Based in Montvale, NJ, Ivivi Technologies, Inc. is a medical technology company focusing on designing, developing and commercializing its proprietary electrotherapeutic technology platform, with a primary focus on developing treatments for cardiovascular disease. Ivivi's research and development activities are focused specifically on targeted pulsed electromagnetic field, or tPEMF(tm), technology, which, by creating a therapeutic electrical current in injured soft tissue, modulates biochemical and physiological healing processes to help repair the injured tissue and reduce related pain and inflammation. The Company's Electroceuticals(r) have historically been used in non-invasive treatments for a wide array of conditions, including chronic wounds, pain and edema following plastic and reconstructive surgery and chronic inflammatory disorders. The Company's most recent clinical studies have shown significant reductions in anginal pain and increases in blood flow to the heart in certain cardiac patients. Additional studies will be focused in this area. The Company also expects to seek strategic partners to pursue other markets, such as osteoarthritis, neurology and other inflammatory-related conditions.

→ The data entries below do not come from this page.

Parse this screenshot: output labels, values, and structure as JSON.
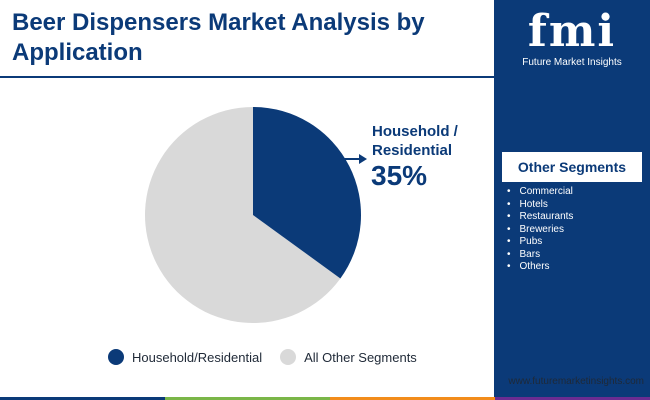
{
  "header": {
    "title": "Beer Dispensers Market Analysis by Application"
  },
  "chart_data": {
    "type": "pie",
    "categories": [
      "Household/Residential",
      "All Other Segments"
    ],
    "values": [
      35,
      65
    ],
    "colors": [
      "#0b3a78",
      "#d9d9d9"
    ],
    "callout": {
      "label": "Household / Residential",
      "value": "35%"
    },
    "legend_position": "bottom"
  },
  "sidebar": {
    "logo_mark": "fmi",
    "logo_text": "Future Market Insights",
    "segments_title": "Other Segments",
    "segments": [
      "Commercial",
      "Hotels",
      "Restaurants",
      "Breweries",
      "Pubs",
      "Bars",
      "Others"
    ]
  },
  "footer": {
    "website": "www.futuremarketinsights.com"
  },
  "colors": {
    "brand": "#0b3a78",
    "other_segments": "#d9d9d9",
    "bottom_bar": [
      "#0b3a78",
      "#7ab648",
      "#f28c1b",
      "#6a2c91"
    ]
  }
}
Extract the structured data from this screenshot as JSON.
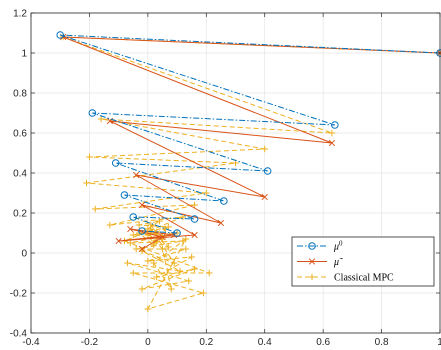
{
  "chart_data": {
    "type": "line",
    "title": "",
    "xlabel": "",
    "ylabel": "",
    "xlim": [
      -0.4,
      1.0
    ],
    "ylim": [
      -0.4,
      1.2
    ],
    "x_ticks": [
      -0.4,
      -0.2,
      0,
      0.2,
      0.4,
      0.6,
      0.8,
      1
    ],
    "x_tick_labels": [
      "-0.4",
      "-0.2",
      "0",
      "0.2",
      "0.4",
      "0.6",
      "0.8",
      "1"
    ],
    "y_ticks": [
      -0.4,
      -0.2,
      0,
      0.2,
      0.4,
      0.6,
      0.8,
      1,
      1.2
    ],
    "y_tick_labels": [
      "-0.4",
      "-0.2",
      "0",
      "0.2",
      "0.4",
      "0.6",
      "0.8",
      "1",
      "1.2"
    ],
    "grid": true,
    "legend_position": "lower-right",
    "series": [
      {
        "name": "μ⁰",
        "legend_label": "μ",
        "legend_sup": "0",
        "color": "#0072BD",
        "line_style": "dash-dot",
        "marker": "circle",
        "x": [
          1.0,
          -0.3,
          0.64,
          -0.19,
          0.41,
          -0.11,
          0.26,
          -0.08,
          0.16,
          -0.05,
          0.1,
          -0.02
        ],
        "y": [
          1.0,
          1.09,
          0.64,
          0.7,
          0.41,
          0.45,
          0.26,
          0.29,
          0.17,
          0.18,
          0.1,
          0.11
        ]
      },
      {
        "name": "μ̃",
        "legend_label": "μ̃",
        "color": "#D95319",
        "line_style": "solid",
        "marker": "x",
        "x": [
          1.0,
          -0.29,
          0.63,
          -0.13,
          0.4,
          -0.04,
          0.25,
          -0.02,
          0.16,
          -0.1,
          0.09,
          -0.06,
          0.05,
          -0.02
        ],
        "y": [
          1.0,
          1.08,
          0.55,
          0.66,
          0.28,
          0.39,
          0.15,
          0.24,
          0.09,
          0.06,
          0.09,
          0.12,
          0.08,
          0.02
        ]
      },
      {
        "name": "Classical MPC",
        "legend_label": "Classical MPC",
        "color": "#EDB120",
        "line_style": "dashed",
        "marker": "plus",
        "x": [
          1.0,
          -0.29,
          0.63,
          -0.16,
          0.4,
          -0.2,
          0.3,
          -0.21,
          0.2,
          -0.18,
          0.16,
          -0.13,
          0.12,
          -0.08,
          0.21,
          -0.05,
          0.19,
          0.0,
          0.13,
          0.02,
          0.08,
          0.05,
          0.0
        ],
        "y": [
          1.0,
          1.08,
          0.6,
          0.67,
          0.52,
          0.48,
          0.45,
          0.35,
          0.3,
          0.22,
          0.24,
          0.14,
          0.18,
          0.06,
          -0.1,
          -0.1,
          -0.2,
          -0.28,
          0.07,
          -0.05,
          -0.18,
          0.02,
          0.1
        ]
      }
    ],
    "extra_series": [
      {
        "name": "Classical MPC cluster",
        "color": "#EDB120",
        "line_style": "dashed",
        "marker": "plus",
        "x": [
          0.0,
          0.04,
          -0.03,
          0.07,
          -0.05,
          0.1,
          -0.06,
          0.12,
          -0.04,
          0.13,
          0.0,
          0.15,
          0.03,
          0.16,
          -0.02,
          0.14,
          -0.07,
          0.11,
          -0.02,
          0.09,
          0.03,
          0.07,
          0.01,
          0.05,
          -0.01,
          0.03,
          0.02,
          0.0,
          0.06,
          0.02,
          -0.03,
          0.05,
          0.01,
          0.03
        ],
        "y": [
          0.12,
          0.16,
          0.14,
          0.13,
          0.09,
          0.1,
          0.05,
          0.06,
          0.02,
          0.02,
          -0.04,
          -0.02,
          -0.12,
          -0.08,
          -0.18,
          -0.14,
          -0.05,
          -0.09,
          0.01,
          -0.05,
          0.08,
          0.03,
          0.12,
          0.08,
          0.11,
          0.06,
          0.05,
          0.09,
          0.12,
          0.04,
          0.1,
          0.07,
          0.14,
          0.1
        ]
      }
    ]
  }
}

Forward-Looking Statements This release contains "forward-looking statements" made pursuant to the safe harbor provisions of the Private Securities Litigation Reform Act of 1995, including those related to our current and future studies, regulatory clearance and approvals, strategic partnerships and future sales. Forward-looking statements reflect management's current knowledge, assumptions, judgment and expectations regarding future performance or events. Although management believes that the expectations reflected in such statements are reasonable, they give no assurance that such expectations will prove to be correct and you should be aware that actual results could differ materially from those contained in the forward-looking statements. Forward-looking statements are subject to a number of risks and uncertainties, including, but not limited to, the Company's limited operating history, history of significant and continued operating losses and substantial accumulated earnings deficit, difficulties with its financial accounting controls, the failure of the market for the Company's products to continue to develop, the inability for customers to receive third party reimbursement, the inability to obtain additional capital, the inability to protect the Company's intellectual property, the loss of any executive officers or key personnel or consultants, competition, changes in the regulatory landscape or the imposition of regulations that affect the Company's products and other risks detailed from time to time in the Company's filings with the Securities and Exchange Commission, including the Company's From 10-KSB for the fiscal year ended March 31, 2008. The Company assumes no obligation to update the information contained in this press release.